Wellington Perera, DX Lead, Southeast Asia New Markets, Microsoft and the competition manager for Imagine Cup said, “Working closely with BitMasters and helping them develop since the semi-finals, I am very proud of their achievement in the Imagine Cup 2016 World Finals. Lakmal, Chanaka, Chathusha and Charith are committed young men with a passion to innovate. With the BitMasters being able to master technologies such as Internet of Things and Cloud, the driving forces of the Fourth Industrial Revolution, and many others like them working on the same, I have no doubt that our nation has the potential to contribute in a substantial way to technology innovation globally. The BitMasters are the first Sri Lankan team to win a major category award at the world finals and I wish them the very best.”
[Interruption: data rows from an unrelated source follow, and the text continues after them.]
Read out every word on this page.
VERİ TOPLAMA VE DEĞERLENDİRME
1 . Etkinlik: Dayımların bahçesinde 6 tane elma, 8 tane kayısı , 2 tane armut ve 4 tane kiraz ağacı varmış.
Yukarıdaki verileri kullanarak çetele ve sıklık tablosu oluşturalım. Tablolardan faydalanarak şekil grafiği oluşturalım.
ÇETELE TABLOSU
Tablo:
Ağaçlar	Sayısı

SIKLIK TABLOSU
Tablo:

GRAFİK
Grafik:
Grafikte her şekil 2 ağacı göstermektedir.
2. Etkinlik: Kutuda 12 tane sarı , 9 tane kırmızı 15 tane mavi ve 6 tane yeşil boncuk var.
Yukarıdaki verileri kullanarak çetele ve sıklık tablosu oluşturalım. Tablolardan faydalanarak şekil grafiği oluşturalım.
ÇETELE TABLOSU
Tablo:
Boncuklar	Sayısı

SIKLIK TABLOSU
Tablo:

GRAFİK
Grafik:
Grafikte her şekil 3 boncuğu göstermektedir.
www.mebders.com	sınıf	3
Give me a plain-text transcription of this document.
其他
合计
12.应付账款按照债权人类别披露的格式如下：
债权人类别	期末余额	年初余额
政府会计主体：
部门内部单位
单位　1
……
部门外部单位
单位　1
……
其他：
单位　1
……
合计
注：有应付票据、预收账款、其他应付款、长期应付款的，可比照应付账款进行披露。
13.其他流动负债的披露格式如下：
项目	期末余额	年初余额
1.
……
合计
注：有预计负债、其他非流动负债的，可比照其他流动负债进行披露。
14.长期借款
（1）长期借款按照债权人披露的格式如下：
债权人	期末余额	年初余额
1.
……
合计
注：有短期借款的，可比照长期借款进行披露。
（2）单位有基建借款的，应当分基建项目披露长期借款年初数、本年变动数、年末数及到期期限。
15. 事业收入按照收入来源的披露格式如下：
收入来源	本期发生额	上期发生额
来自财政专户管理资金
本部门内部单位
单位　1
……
The judges who assessed the teams this year included ‘Star Wars: The Force Awakens’ lead actor John Boyega; Dr. Jennifer Tang, part of the duo behind the 2014 Imagine Cup Champion, Team Eyenaemia; and Kasey Champion, an accomplished software engineer and Computer Science Curriculum Developer at Microsoft.
Anthony Salcito, Vice President, Worldwide Education, Microsoft said: “At Microsoft, we believe technology can play a profound role in teaching and learning, creating a direct and life-long impact on students. The Microsoft Imagine Cup is the embodiment of this belief. The competition has been an example of how people can do remarkable things when technology is within reach.”
Held annually since 2003, the Microsoft Imagine Cup is a global student technology competition, known affectionately by participants as the ‘Olympics of student technology competitions’. For many of the teams, their journey to the Imagine Cup World Finals started way back in August 2015, when students began forming their teams at schools all across the globe to compete on their local level to qualify for the World Finals. The teams compete in three categories: Games, Innovation and World Citizenship.